Volksanwältin Stoisits erklärte, dass nicht die Wiener Sängerknaben, sondern die Art und Weise, wie die Behörden hier vorgegangen seien, Gegenstand des laufenden Prüfverfahrens wäre. Es sei zu klären, ob die Bewilligung der Veränderung des Bau- und Gartendenkmals Augarten zugunsten des Baus eines Konzertsaals rechtskonform erfolgt ist. Eine erste Überprüfung und Einsichtnahme in die Akten hat ergeben, dass bereits das Ansuchen grobe Formmängel aufweist: so hätten die zuständigen, eventuell aber gar nicht bevollmächtigten, Architekten für ein derartiges Großprojekt nur einen fünfzeiligen Antrag gestellt. Inhaltlich sei zu kritisieren, dass es keine Interessensabwägung gegeben habe. Der Antragssteller müsse nachweisen, dass die Veränderung eines Denkmals für die Verfolgung der Interessen erforderlich sei. Die Bescheidbegründung lasse vermuten, dass Alternativen gar nicht geprüft wurden. Das Bundesdenkmalamt habe die vom Antragssteller abgelehnten Alternativen ohne eigene Untersuchung übernommen, auch wenn sich diese im Augarten selbst oder in unmittelbarer Nähe befunden hätten.

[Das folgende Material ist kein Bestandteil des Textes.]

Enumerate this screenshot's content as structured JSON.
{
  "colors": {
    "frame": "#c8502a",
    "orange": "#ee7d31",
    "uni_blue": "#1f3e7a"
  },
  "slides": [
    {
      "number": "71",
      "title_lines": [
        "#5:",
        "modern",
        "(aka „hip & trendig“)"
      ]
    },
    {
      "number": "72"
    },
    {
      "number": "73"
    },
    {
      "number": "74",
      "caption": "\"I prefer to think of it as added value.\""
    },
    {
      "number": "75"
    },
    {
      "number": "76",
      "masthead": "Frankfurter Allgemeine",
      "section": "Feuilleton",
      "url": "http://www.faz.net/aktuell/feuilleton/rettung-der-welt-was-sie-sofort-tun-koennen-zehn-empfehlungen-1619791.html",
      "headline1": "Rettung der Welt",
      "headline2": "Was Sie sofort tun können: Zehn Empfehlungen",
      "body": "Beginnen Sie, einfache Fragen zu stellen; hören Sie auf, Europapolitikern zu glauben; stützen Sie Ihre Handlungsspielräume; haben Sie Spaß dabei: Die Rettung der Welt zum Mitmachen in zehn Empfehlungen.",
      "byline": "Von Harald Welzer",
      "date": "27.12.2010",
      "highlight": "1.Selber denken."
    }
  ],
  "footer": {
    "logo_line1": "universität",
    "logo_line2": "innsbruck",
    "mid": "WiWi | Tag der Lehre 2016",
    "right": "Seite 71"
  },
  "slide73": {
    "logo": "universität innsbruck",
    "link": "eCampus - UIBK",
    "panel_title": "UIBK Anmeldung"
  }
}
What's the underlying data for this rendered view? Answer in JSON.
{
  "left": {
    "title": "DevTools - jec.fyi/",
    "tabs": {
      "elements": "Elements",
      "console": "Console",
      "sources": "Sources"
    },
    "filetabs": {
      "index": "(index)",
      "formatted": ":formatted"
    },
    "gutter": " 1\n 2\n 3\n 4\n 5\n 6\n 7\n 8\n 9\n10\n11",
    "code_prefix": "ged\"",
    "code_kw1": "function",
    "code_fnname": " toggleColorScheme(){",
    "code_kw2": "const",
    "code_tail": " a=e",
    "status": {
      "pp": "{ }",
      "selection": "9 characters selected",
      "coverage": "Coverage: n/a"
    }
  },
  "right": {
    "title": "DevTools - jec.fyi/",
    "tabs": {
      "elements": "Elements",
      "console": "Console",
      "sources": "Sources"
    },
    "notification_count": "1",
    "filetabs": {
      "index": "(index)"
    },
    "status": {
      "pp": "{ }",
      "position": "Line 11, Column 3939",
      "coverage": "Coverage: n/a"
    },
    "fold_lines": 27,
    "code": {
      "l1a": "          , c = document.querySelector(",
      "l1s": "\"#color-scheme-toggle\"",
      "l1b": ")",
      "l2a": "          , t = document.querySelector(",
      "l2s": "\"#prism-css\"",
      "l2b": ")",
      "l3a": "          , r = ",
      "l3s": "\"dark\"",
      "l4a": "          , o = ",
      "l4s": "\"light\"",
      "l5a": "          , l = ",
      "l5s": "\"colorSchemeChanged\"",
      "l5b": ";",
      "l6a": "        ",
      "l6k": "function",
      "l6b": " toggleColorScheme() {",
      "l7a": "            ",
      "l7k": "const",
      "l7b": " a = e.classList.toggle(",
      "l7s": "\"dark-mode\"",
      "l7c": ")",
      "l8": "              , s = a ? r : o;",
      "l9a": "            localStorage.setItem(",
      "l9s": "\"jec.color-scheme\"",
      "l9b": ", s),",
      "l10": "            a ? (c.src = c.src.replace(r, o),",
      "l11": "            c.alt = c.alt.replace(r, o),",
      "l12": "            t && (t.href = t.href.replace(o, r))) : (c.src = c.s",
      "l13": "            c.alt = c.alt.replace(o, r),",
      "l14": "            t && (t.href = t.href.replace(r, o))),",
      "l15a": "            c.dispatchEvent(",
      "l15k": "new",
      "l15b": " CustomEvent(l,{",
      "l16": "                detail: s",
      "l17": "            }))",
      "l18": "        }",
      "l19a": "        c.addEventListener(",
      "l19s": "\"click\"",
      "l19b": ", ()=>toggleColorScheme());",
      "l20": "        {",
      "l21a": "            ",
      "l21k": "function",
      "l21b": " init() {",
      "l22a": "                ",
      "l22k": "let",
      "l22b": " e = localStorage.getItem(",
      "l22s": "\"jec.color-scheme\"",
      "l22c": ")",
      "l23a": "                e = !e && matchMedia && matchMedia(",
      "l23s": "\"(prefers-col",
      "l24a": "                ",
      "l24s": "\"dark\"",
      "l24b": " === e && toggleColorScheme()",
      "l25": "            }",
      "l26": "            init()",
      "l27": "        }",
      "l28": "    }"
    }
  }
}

Die Präsidentin des Bundesdenkmalamtes erläuterte zwar, dass Verfahren vor dieser Behörde „anders“ verlaufen als gewöhnliche Verwaltungsverfahren. Der – aus der Sicht der Volksanwaltschaft völlig unzureichende – Antragstellung seien nämlich jahrelange Gespräche vorangegangen. Für die Volksanwaltschaft ist eine solche Erklärung wenig befriedigend. Sie lässt viel mehr den Verdacht aufkommen, dass rechtsstaatliche Vorgaben nicht eingehalten wurden. Fest steht nämlich, dass die Verwaltungsverfahrensgesetze für das Bundesdenkmalamt ebenso gelten wir für alle anderen Behörden. Die Volksanwaltschaft wird diesen Fall im Rahmen ihres laufenden Prüfverfahrens noch genauer untersuchen.